Abstract Objectives To assess the impact of pretreatment low-abundance HIV drug-resistant variants (LA-DRVs) on virological outcomes among ART-naive HIV-1-infected Chinese people who initiated ART. Methods A nested case–control study was conducted among HIV-1-infected individuals who had pretreatment drug resistance (PDR) genotypic results. Cases were defined as individuals with virological failure (HIV-1 RNA viral load ≥1000 copies/mL) after 1 year of ART, and controls were individuals from the same cohort whose viral load was less than 1000 copies/mL. Next-generation sequencing was used to identify low-abundance PDR mutations at detection thresholds of 10%, 2% and 1%. The mutant load was calculated by multiplying the abundance of HIV-1 drug-resistant variants by the pretreatment viral load.
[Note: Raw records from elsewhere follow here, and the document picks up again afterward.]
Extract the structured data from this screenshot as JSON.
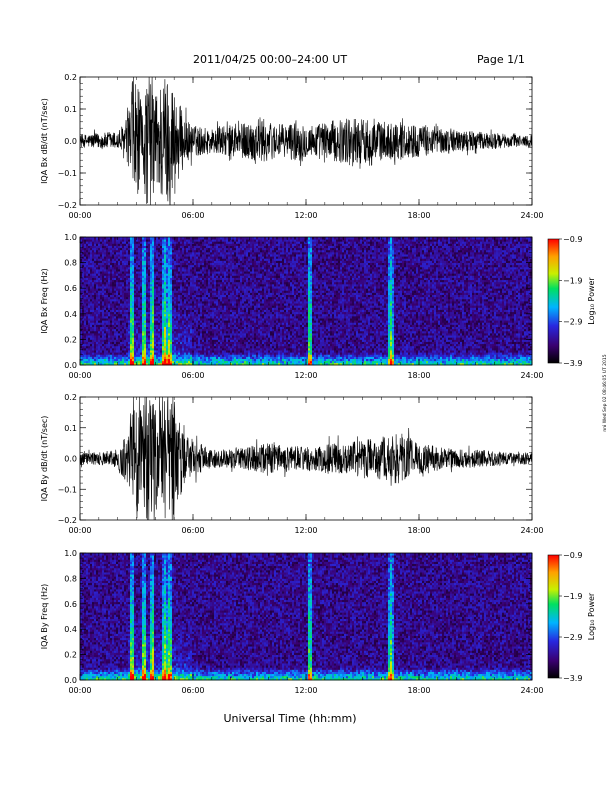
{
  "header": {
    "title": "2011/04/25  00:00–24:00 UT",
    "page": "Page 1/1"
  },
  "side_stamp": "nni Wed Sep 02 08:46:05 UT 2015",
  "xlabel": "Universal Time (hh:mm)",
  "x_ticks": [
    "00:00",
    "06:00",
    "12:00",
    "18:00",
    "24:00"
  ],
  "colors": {
    "trace": "#000000",
    "colorbar": [
      "#000000",
      "#3a0070",
      "#2828e0",
      "#00b4ff",
      "#00e060",
      "#c8f000",
      "#ffa000",
      "#ff0000"
    ]
  },
  "chart_data": [
    {
      "type": "line",
      "ylabel": "IQA Bx dB/dt (nT/sec)",
      "xlim": [
        0,
        24
      ],
      "ylim": [
        -0.2,
        0.2
      ],
      "y_ticks": [
        "0.2",
        "0.1",
        "0.0",
        "−0.1",
        "−0.2"
      ],
      "envelope": {
        "hours": [
          0,
          1,
          2,
          2.6,
          2.8,
          3.0,
          3.3,
          3.5,
          3.8,
          4.0,
          4.3,
          4.6,
          5.0,
          5.5,
          6.0,
          7.0,
          8.0,
          9.0,
          9.5,
          10,
          11,
          11.5,
          12,
          13,
          14,
          14.5,
          15,
          15.5,
          16,
          17,
          18,
          19,
          20,
          21,
          22,
          23,
          24
        ],
        "amplitude": [
          0.02,
          0.025,
          0.03,
          0.08,
          0.22,
          0.2,
          0.1,
          0.2,
          0.22,
          0.14,
          0.2,
          0.22,
          0.18,
          0.08,
          0.05,
          0.04,
          0.05,
          0.06,
          0.08,
          0.06,
          0.05,
          0.07,
          0.05,
          0.06,
          0.07,
          0.08,
          0.07,
          0.08,
          0.06,
          0.06,
          0.05,
          0.04,
          0.035,
          0.03,
          0.025,
          0.02,
          0.02
        ]
      }
    },
    {
      "type": "heatmap",
      "ylabel": "IQA Bx Freq (Hz)",
      "xlim": [
        0,
        24
      ],
      "ylim": [
        0,
        1.0
      ],
      "y_ticks": [
        "1.0",
        "0.8",
        "0.6",
        "0.4",
        "0.2",
        "0.0"
      ],
      "colorbar": {
        "label": "Log₁₀ Power",
        "ticks": [
          "−0.9",
          "−1.9",
          "−2.9",
          "−3.9"
        ],
        "range": [
          -3.9,
          -0.9
        ]
      },
      "events_hours": [
        2.75,
        3.4,
        3.85,
        4.5,
        4.75,
        12.2,
        16.5
      ]
    },
    {
      "type": "line",
      "ylabel": "IQA By dB/dt (nT/sec)",
      "xlim": [
        0,
        24
      ],
      "ylim": [
        -0.2,
        0.2
      ],
      "y_ticks": [
        "0.2",
        "0.1",
        "0.0",
        "−0.1",
        "−0.2"
      ],
      "envelope": {
        "hours": [
          0,
          1,
          2,
          2.6,
          2.8,
          3.0,
          3.3,
          3.5,
          3.8,
          4.0,
          4.3,
          4.6,
          5.0,
          5.5,
          6.0,
          7.0,
          8.0,
          9.0,
          10,
          11,
          12,
          13,
          14,
          15,
          16,
          16.5,
          17,
          17.5,
          18,
          19,
          20,
          21,
          22,
          23,
          24
        ],
        "amplitude": [
          0.02,
          0.02,
          0.03,
          0.1,
          0.22,
          0.2,
          0.15,
          0.22,
          0.22,
          0.16,
          0.22,
          0.22,
          0.2,
          0.1,
          0.06,
          0.03,
          0.03,
          0.04,
          0.05,
          0.04,
          0.04,
          0.05,
          0.05,
          0.06,
          0.07,
          0.08,
          0.09,
          0.07,
          0.05,
          0.04,
          0.03,
          0.03,
          0.025,
          0.02,
          0.02
        ]
      }
    },
    {
      "type": "heatmap",
      "ylabel": "IQA By Freq (Hz)",
      "xlim": [
        0,
        24
      ],
      "ylim": [
        0,
        1.0
      ],
      "y_ticks": [
        "1.0",
        "0.8",
        "0.6",
        "0.4",
        "0.2",
        "0.0"
      ],
      "colorbar": {
        "label": "Log₁₀ Power",
        "ticks": [
          "−0.9",
          "−1.9",
          "−2.9",
          "−3.9"
        ],
        "range": [
          -3.9,
          -0.9
        ]
      },
      "events_hours": [
        2.75,
        3.4,
        3.85,
        4.5,
        4.75,
        12.2,
        16.5
      ]
    }
  ]
}
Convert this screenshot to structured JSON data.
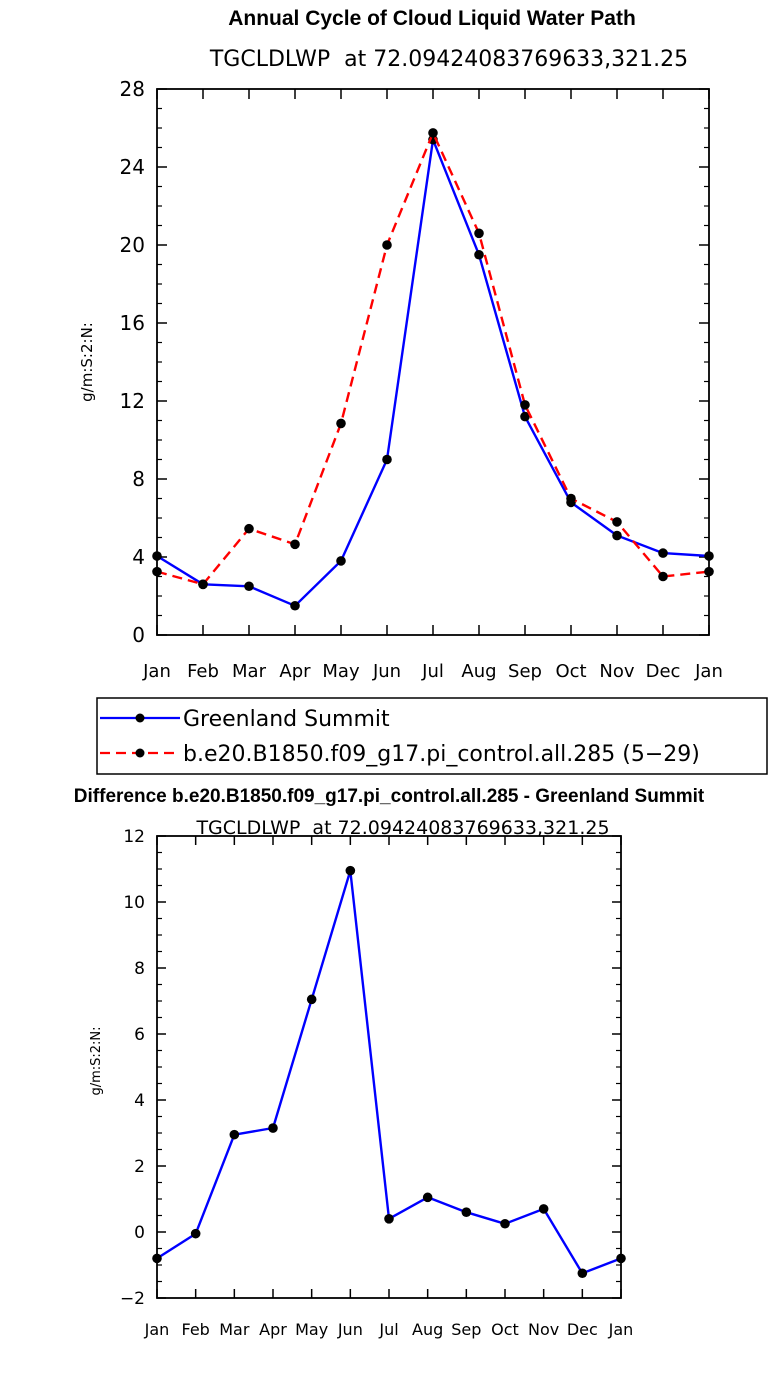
{
  "chart_data": [
    {
      "type": "line",
      "title": "Annual Cycle of Cloud Liquid Water Path",
      "subtitle": "TGCLDLWP  at 72.09424083769633,321.25",
      "xlabel": "",
      "ylabel": "g/m:S:2:N:",
      "categories": [
        "Jan",
        "Feb",
        "Mar",
        "Apr",
        "May",
        "Jun",
        "Jul",
        "Aug",
        "Sep",
        "Oct",
        "Nov",
        "Dec",
        "Jan"
      ],
      "ylim": [
        0,
        28
      ],
      "yticks": [
        "0",
        "4",
        "8",
        "12",
        "16",
        "20",
        "24",
        "28"
      ],
      "series": [
        {
          "name": "Greenland Summit",
          "color": "#0000ff",
          "dash": "solid",
          "values": [
            4.05,
            2.6,
            2.5,
            1.5,
            3.8,
            9.0,
            25.4,
            19.5,
            11.2,
            6.8,
            5.1,
            4.2,
            4.05
          ]
        },
        {
          "name": "b.e20.B1850.f09_g17.pi_control.all.285 (5−29)",
          "color": "#ff0000",
          "dash": "dashed",
          "values": [
            3.25,
            2.6,
            5.45,
            4.65,
            10.85,
            20.0,
            25.75,
            20.6,
            11.8,
            7.0,
            5.8,
            3.0,
            3.25
          ]
        }
      ]
    },
    {
      "type": "line",
      "title": "Difference b.e20.B1850.f09_g17.pi_control.all.285 - Greenland Summit",
      "subtitle": "TGCLDLWP  at 72.09424083769633,321.25",
      "xlabel": "",
      "ylabel": "g/m:S:2:N:",
      "categories": [
        "Jan",
        "Feb",
        "Mar",
        "Apr",
        "May",
        "Jun",
        "Jul",
        "Aug",
        "Sep",
        "Oct",
        "Nov",
        "Dec",
        "Jan"
      ],
      "ylim": [
        -2,
        12
      ],
      "yticks": [
        "−2",
        "0",
        "2",
        "4",
        "6",
        "8",
        "10",
        "12"
      ],
      "series": [
        {
          "name": "Difference",
          "color": "#0000ff",
          "dash": "solid",
          "values": [
            -0.8,
            -0.05,
            2.95,
            3.15,
            7.05,
            10.95,
            0.4,
            1.05,
            0.6,
            0.25,
            0.7,
            -1.25,
            -0.8
          ]
        }
      ]
    }
  ]
}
The impact of pretreatment low-abundance mutations on virological failure was estimated in logistic regression models. Results Participants (43 cases and 100 controls) were included in this study for the analysis. The proportion of participants with PDR was higher in cases than in controls at different detection thresholds (44.2% versus 22.0%, P = 0.007 at 10% threshold; 58.1% versus 31.0%, P = 0.002 at 2% threshold; 90.7% versus 69.0%, P = 0.006 at 1% threshold). Compared with participants without PDR, participants with ≥10% detectable PDR mutations were associated with an increased risk of virological failure (adjusted OR 8.0, 95% CI 2.4–26.3, P = 0.001). Besides this, individuals with pretreatment LA-DRVs (2%–9% abundance range) had 5-fold higher odds of virological failure (adjusted OR 5.0, 95% CI 1.3–19.6, P = 0.021). Furthermore, LA-DRVs at 2%–9% abundance resistant to NRTIs and mutants with abundance of ≥10% resistant to NNRTIs had a 4-fold and 8-fold risk of experiencing virological failure, respectively. It was also found that a mutant load of more than 1000 copies/mL was predictive of virological failure (adjusted OR 7.2, 95% CI 2.5–21.1, P = 0.0003). Conclusions Low-abundance PDR mutations ranging from 2% to 9% of abundance can increase the risk of virological failure. Further studies are warranted to define a clinically relevant threshold of LA-DRVs and the role of NRTI LA-DRVs.